The Need for this “Nehemiah Transformation” Program
In Zip Code 60612, a serious need exists in 2010 (as it was in 2009) for grass-roots social intervention programs to stimulate business growth and create community-based jobs, combat school delinquency and dropouts, eliminate drugs and gang violence, and foster new meaning and hope to lives of at-risk persons, particularly African-Amercian children and young adults, living in a Federal Empowerment Zone, Renewal Community and/or Enterprise Community.
A case in point: this area is one of the main intra-neighborhoods-merging points where youth gang-related violence and drug activity occurs on some of the street corners day and night. Moreover, Interpersonal violence and drug/alcohol use by youth in this area is a regular, nearly obsessive topic of discussion in barbershops, churches, street corners, pool halls, on radio talk shows, in taverns, and at family dinner tables. One of the most prevalent visible forms of violence, evidenced by a rise in the premature death many children and youth between the ages of 10 and 20 years, takes place right on the school grounds or on the sidewalk outside a victim’s home.
What happens outside of Zip Code 60612 in the manner of “gang activity” has a profound impact on the sensitivities and reactions take on a variety of forms: verbal, psychological, and sexual forms of assualt, gang violence, bullying, gender harassment, and the use of children by grown adult criminals to do their dirty work. Peer pressure also introduces young individuals to alcohol and drug abuse and bullying, making these individuals susceptible to violence.
To make matters more troublesome, Juvenile Justice Courts in Chicago are overwhelmed with cases, and clogged to the point of ineffectiveness.

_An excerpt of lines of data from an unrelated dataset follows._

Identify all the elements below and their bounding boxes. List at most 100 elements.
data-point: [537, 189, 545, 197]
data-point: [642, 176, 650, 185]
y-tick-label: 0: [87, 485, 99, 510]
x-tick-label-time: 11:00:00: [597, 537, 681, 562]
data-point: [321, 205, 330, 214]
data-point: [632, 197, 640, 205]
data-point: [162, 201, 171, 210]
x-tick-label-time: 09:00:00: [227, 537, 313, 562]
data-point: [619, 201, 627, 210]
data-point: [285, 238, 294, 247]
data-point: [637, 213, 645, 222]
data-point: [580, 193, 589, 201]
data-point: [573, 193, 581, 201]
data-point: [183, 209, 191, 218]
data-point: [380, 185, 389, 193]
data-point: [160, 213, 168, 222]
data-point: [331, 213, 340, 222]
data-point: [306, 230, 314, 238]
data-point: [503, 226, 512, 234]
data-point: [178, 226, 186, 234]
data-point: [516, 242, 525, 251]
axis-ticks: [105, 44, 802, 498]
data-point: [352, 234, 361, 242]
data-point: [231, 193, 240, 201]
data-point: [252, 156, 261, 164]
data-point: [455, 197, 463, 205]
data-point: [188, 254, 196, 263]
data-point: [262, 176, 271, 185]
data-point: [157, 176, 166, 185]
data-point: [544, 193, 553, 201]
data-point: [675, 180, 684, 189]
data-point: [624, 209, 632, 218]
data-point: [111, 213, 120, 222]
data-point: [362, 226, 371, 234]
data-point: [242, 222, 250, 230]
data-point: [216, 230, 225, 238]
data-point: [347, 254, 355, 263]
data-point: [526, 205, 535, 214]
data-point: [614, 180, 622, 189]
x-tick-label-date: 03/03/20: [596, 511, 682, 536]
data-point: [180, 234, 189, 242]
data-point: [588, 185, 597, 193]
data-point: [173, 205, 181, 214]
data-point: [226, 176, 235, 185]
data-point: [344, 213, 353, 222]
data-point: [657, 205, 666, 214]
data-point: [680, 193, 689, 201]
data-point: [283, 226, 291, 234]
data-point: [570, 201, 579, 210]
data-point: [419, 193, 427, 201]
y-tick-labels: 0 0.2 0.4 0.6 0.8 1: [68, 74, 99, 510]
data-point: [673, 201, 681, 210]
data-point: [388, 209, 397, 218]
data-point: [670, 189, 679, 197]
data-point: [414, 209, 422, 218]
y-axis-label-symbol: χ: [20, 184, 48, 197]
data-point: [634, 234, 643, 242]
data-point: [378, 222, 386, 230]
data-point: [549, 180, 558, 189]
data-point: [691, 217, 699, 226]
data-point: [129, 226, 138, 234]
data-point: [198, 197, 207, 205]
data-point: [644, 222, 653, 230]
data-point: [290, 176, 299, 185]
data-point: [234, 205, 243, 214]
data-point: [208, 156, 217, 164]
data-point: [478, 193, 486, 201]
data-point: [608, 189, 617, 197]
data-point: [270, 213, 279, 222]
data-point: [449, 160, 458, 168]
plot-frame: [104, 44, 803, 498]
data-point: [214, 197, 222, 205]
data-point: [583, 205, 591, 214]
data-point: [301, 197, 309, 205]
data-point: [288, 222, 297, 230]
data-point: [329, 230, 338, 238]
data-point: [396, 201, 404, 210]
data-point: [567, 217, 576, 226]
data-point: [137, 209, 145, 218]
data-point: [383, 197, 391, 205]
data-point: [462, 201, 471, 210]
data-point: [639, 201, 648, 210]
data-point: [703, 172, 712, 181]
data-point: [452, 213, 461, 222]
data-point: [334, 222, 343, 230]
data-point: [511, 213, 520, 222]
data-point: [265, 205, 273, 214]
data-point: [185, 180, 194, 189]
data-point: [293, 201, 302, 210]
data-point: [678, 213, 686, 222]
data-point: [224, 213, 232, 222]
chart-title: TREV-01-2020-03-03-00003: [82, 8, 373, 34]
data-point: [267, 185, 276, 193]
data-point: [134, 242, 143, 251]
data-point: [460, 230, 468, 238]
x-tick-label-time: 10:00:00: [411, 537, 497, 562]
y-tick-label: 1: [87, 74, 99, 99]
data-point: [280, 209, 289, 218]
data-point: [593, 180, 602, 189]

A staggering 70 percent of all juvenile cases are being dismissed due to lack of prosecutorial resources. This type of revolving door justice fosters cynicism about the court, makes the public and crime victims mad, and teaches young people that justice is a joke.
Since an estimated 37.5% of the residents of Zip Code 60612 (factoring in Juveniles of all ages with their family members) live below the poverty level, and with an increasing concentration of poverty level, and with an increasing concentration of poverty projected for 2011 thru 2015 due to bad economic times and job loss, this concentration leads to a lack of role models and supportive institutions for young people. The problems of a lack of role models, especially for African-American male youth, is exacerbated by the high numbers of female headed households where a father is not regularly present.